Meinung

Thomas Meinecke: Ich möchte selber bestimmen

23. Juli 2015
Redaktion Börsenblatt
Warum man genuine Urheberschaft infrage stellen und doch über Netzpiraterie diskutieren kann. Von Thomas Meinecke.
Von Feministinnen lernte ich, an etwas Vordiskursives nicht zu glauben. Die einzelnen Teile dessen, was ich von mir gebe, haben andere bereits von sich gegeben, in anderen Kontexten, mit anderen Absichten. Texte erhalten ihre Originalität durch einen sich der Performativität des Schreibakts bewussten Umgang mit Vorformuliertem. Wie in der Musik (überschaubar die Anzahl der Noten, unendlich die Vielfalt der Melodien), besonders der populären Musik, die durch die Rekontextualisierung, Resignifizierung bekannten Materials in spiralförmiger Wiederkehr das völlig Neue gewinnt: als etwa Bebop 1940 die Standards des Swing in kaum wiederzuerkennende Fragmente zerlegte und dekonstruktivistisch weiterentwickelte (oder Disco 1975 dieselben Standards in eine sexuell dissidente Szenerie überführte).

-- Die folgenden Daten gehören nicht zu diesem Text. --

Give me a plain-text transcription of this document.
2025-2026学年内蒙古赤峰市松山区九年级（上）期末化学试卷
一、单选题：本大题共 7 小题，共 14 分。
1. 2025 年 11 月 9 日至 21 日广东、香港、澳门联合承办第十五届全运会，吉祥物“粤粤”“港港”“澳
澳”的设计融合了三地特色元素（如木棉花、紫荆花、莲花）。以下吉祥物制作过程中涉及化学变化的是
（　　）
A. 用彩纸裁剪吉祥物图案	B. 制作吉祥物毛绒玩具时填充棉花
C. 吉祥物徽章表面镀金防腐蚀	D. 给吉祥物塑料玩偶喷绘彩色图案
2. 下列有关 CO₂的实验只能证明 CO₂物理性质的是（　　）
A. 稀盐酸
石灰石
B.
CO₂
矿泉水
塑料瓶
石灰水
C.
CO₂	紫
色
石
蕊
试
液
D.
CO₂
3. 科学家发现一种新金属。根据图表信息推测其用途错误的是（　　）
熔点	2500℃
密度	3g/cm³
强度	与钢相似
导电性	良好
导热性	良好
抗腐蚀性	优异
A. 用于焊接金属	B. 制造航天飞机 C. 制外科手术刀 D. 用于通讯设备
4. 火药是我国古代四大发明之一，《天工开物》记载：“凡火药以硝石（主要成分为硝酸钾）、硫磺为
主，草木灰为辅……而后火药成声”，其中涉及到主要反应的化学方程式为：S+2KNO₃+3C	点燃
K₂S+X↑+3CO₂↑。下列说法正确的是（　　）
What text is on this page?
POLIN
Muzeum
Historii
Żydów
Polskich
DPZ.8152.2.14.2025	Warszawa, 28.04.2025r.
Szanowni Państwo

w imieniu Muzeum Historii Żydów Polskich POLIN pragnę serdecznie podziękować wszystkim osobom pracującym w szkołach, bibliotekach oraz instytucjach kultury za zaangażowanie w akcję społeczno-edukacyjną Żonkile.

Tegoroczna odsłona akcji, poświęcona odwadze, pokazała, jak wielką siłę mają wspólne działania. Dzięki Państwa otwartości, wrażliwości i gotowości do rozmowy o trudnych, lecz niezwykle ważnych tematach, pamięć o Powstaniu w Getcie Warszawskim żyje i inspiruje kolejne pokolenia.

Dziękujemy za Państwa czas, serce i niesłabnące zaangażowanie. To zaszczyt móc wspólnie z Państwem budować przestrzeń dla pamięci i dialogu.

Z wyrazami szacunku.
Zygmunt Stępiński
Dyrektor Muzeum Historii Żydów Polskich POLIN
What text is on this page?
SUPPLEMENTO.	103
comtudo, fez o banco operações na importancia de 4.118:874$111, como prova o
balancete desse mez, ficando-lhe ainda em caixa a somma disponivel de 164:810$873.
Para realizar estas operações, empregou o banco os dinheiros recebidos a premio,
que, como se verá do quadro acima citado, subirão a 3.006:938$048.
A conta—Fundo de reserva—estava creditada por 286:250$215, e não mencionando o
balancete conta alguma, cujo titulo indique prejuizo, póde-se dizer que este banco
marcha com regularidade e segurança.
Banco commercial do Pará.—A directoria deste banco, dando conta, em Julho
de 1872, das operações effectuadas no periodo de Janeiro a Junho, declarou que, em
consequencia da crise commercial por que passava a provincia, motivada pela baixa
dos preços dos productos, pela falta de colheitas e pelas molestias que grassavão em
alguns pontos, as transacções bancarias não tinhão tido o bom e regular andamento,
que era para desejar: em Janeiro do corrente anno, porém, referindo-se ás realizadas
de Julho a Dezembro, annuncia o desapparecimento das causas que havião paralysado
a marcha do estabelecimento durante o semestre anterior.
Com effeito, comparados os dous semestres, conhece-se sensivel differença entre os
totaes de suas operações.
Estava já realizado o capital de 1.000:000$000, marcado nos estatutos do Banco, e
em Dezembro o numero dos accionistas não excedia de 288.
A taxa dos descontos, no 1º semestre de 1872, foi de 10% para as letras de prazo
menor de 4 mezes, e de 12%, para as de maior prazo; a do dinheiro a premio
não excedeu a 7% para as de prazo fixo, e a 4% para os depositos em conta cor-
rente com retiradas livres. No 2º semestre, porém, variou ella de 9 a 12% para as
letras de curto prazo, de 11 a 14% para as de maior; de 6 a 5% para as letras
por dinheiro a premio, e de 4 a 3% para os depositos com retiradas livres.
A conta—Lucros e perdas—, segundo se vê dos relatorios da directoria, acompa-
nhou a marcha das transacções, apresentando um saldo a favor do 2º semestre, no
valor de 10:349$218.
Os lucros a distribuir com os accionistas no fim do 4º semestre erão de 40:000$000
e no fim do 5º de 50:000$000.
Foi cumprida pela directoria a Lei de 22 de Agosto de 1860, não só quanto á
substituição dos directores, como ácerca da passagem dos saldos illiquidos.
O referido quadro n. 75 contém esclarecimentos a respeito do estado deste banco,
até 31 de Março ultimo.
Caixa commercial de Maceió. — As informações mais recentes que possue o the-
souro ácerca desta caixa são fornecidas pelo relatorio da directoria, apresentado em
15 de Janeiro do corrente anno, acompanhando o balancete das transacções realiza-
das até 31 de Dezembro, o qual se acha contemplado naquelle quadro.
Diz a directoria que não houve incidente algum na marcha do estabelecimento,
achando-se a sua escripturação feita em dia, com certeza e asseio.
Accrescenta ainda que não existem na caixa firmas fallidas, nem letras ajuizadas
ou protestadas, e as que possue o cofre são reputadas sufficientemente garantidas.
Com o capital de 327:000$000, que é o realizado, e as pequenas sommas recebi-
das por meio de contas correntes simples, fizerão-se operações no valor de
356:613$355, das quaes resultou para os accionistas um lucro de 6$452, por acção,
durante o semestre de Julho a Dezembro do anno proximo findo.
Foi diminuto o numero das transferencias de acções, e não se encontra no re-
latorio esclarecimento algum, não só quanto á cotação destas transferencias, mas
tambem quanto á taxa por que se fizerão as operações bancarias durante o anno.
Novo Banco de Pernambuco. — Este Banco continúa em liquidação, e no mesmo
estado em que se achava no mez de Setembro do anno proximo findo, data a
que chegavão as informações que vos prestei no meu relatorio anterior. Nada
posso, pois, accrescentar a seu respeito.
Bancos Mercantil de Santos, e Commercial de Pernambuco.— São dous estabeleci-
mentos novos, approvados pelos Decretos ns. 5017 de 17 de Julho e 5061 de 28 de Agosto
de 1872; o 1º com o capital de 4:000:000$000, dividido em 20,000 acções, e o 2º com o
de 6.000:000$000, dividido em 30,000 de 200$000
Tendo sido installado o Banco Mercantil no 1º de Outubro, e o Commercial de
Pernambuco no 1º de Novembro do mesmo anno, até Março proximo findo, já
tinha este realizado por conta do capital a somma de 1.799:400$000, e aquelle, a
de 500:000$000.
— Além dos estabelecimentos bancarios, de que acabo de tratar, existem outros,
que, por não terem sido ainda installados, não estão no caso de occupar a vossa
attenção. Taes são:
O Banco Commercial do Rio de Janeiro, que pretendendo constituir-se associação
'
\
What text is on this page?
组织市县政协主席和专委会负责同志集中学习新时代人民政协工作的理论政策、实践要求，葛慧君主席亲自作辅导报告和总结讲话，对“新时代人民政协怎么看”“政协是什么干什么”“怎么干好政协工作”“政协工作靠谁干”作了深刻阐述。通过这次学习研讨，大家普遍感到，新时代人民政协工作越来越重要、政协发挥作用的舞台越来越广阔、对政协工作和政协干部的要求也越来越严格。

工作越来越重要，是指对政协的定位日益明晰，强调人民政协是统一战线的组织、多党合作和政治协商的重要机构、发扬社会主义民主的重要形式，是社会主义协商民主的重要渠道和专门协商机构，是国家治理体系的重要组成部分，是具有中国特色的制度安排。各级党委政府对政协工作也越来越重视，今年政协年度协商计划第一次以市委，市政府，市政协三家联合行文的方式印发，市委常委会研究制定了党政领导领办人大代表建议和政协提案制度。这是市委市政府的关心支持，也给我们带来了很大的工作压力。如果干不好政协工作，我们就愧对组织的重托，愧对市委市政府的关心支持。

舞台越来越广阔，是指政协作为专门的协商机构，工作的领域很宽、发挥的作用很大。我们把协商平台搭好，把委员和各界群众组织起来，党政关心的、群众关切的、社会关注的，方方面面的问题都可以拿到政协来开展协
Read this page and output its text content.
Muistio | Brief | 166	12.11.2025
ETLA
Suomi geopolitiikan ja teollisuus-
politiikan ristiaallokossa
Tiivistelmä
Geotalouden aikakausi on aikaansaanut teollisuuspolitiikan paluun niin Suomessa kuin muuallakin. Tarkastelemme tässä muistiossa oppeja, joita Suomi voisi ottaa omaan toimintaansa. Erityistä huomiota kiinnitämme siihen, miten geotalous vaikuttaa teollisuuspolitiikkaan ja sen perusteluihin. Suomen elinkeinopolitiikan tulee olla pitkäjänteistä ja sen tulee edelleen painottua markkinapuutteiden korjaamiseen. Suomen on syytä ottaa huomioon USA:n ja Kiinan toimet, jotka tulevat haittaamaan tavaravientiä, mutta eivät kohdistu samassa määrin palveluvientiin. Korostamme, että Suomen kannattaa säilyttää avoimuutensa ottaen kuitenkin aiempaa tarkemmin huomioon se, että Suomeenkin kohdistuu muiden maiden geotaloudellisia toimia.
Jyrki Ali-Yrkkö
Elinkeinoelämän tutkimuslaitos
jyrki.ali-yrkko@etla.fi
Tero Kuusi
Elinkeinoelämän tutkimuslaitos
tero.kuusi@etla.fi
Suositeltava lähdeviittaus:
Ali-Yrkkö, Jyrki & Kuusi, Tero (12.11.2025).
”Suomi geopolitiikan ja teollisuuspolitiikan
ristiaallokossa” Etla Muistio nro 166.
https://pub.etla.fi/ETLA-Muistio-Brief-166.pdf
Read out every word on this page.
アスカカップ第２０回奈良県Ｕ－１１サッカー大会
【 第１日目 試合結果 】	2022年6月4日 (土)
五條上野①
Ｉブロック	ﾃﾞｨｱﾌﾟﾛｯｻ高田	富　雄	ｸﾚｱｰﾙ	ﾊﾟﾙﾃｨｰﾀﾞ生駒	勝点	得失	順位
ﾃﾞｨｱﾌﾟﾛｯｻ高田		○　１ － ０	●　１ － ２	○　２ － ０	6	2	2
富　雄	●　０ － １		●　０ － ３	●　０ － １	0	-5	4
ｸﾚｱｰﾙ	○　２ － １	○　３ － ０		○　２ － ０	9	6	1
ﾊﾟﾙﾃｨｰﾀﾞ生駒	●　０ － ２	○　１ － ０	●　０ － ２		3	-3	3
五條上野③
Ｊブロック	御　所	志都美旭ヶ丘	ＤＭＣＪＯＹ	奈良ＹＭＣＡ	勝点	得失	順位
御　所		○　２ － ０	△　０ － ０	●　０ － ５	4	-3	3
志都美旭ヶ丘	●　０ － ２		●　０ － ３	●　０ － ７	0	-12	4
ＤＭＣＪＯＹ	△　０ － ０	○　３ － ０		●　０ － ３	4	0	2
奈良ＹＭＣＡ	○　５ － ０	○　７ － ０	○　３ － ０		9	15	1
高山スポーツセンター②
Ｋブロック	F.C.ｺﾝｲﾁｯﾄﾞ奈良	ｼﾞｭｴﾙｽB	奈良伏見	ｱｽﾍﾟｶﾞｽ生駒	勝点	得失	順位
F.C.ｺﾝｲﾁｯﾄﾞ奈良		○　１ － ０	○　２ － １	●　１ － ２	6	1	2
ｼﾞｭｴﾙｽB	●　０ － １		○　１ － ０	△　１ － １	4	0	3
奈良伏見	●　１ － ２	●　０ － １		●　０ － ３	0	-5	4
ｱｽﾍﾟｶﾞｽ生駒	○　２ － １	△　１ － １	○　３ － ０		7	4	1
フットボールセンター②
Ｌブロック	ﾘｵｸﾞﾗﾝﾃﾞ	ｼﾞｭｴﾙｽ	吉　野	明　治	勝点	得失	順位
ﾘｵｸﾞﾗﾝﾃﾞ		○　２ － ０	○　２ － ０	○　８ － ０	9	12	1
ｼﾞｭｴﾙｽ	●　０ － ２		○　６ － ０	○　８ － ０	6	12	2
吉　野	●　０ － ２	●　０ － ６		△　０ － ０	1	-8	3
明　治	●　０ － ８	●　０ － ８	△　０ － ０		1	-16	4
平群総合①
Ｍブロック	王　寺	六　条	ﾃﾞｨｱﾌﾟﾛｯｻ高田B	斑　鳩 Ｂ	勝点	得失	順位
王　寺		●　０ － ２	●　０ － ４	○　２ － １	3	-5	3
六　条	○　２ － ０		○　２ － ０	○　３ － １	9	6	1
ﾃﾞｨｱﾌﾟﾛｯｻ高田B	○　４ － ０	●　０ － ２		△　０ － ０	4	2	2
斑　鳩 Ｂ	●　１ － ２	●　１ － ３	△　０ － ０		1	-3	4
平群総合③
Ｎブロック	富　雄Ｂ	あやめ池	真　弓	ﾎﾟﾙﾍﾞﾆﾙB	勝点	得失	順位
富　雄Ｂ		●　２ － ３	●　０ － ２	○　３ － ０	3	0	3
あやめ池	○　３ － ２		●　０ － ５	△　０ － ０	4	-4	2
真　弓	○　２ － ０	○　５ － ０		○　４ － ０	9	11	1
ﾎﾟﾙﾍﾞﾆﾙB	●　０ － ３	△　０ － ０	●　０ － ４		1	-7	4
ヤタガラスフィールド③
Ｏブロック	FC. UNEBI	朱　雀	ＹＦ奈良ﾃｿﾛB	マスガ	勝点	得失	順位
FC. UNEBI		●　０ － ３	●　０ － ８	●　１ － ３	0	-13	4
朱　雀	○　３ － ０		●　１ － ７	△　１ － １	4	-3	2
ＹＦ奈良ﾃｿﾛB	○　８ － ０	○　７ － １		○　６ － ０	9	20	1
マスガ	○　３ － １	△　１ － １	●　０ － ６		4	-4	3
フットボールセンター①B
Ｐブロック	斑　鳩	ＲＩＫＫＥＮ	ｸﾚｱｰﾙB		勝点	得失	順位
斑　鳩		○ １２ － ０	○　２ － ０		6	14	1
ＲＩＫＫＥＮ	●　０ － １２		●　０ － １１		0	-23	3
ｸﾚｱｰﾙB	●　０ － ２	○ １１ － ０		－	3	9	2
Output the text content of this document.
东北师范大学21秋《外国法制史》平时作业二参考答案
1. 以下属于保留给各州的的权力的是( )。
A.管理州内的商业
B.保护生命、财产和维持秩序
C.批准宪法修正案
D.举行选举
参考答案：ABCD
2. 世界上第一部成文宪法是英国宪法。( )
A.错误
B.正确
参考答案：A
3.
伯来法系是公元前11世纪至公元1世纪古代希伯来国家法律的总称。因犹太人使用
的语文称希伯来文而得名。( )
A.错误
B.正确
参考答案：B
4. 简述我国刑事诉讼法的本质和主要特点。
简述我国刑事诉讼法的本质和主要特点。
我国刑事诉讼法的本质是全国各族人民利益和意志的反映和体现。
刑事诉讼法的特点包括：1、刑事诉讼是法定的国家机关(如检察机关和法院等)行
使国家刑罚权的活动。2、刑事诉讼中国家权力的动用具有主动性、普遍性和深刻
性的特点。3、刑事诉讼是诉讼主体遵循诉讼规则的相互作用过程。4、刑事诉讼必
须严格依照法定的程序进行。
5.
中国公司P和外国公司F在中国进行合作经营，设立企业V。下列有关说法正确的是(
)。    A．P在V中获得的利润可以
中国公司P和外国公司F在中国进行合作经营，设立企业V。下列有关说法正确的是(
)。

Popmusik zeichnet sich durch ihren Zitatcharakter aus, sie versucht uns (im Gegensatz zu manchen Strömungen der Rockmusik) gar nicht erst von Authentizität oder genuiner Urheberschaft zu überzeugen. Das mit der Hip-Hop-Culture aufgekommene Sampling, bei dem Musikpassagen aus bereits historischen Stücken direkt in neue Tracks importiert wurden, erlangte seine ästhetische Vervollkommnung, wenn das Merkmal, dessenthalben man sich zur sozusagen freundlichen Übernahme entschlossen hatte, im Neuen bis zur Unkenntlichkeit aufgegangen war. (In Madrid bin ich einmal von Trickbetrügern dermaßen sophisticated übers Ohr gehauen worden, dass mein Respekt für die Raffinesse der Tat größer war als die Trauer um den monetären Verlust. – Wohingegen ich die anfänglich gern als freibeuterisch aufgetretenen Aktivitäten mancher Netzpiraten als neoliberal und also feindselig empfinde.)
Als Musiker in meiner Band arbeite ich nach eben diesen eklektizistischen Prinzipien, als Diskjockey in Clubs macht es mir Spaß, wenn ich aus zwei gleichzeitig laufenden Platten etwas ungeahntes Drittes generieren kann, das ausschließlich aus dem auf zwei Plattentellern rotierenden, von mir in abenteuerliche Deckungsgleichheit gepitchten Vorformulierten besteht. Als Schriftsteller gehe ich ebenso zitatfreudig vor; ich bin überhaupt nicht auf der Suche nach etwas Eigenem, nicht nach dem vermeintlich Eigentlichen. (Mich stört es nicht einmal, dass die Wikipedia-Eintragung zu meinem Namen fehlerhaft ist.)
Mit meinem Verlag mache ich für jedes einzelne Buch die Bedingungen bezüglich der Weitergabe meiner Texte aus. Ich freue mich, wenn ich durch derartige Transaktionen Geld verdienen kann. Manchmal kontakten mich Leute, die einen Text übernehmen wollen, aber nicht dafür zahlen können. Dann rufe ich im Verlag an und nehme den Text für diesen Fall aus der vertraglichen Vereinbarung heraus. Ich möchte selbst darüber befinden können, wer meine Texte unentgeltlich erhalten kann. Und ich verstehe das Verhältnis zu meinem Verlag als eines unter Komplizen. Mein Verlag ist nicht mein Gegner. Er nimmt meine Interessen wahr.
Ich freue mich darüber, wenn jemand 19,90 Euro für meinen neuen Roman bezahlt. Ich betrachte das als anteilige Anerkennung eines mehrjährigen Arbeitsprozesses, als Honorar und nicht als Lohn (wie er mir im Fall einer Kultur-Flatrate zustünde, deren womöglich an Klicks orientierter Verteilerschlüssel gewiss nicht in meinem Sinn und zu meinen Gunsten ausfiele): Hier steht sozusagen Ehre gegen Gnade.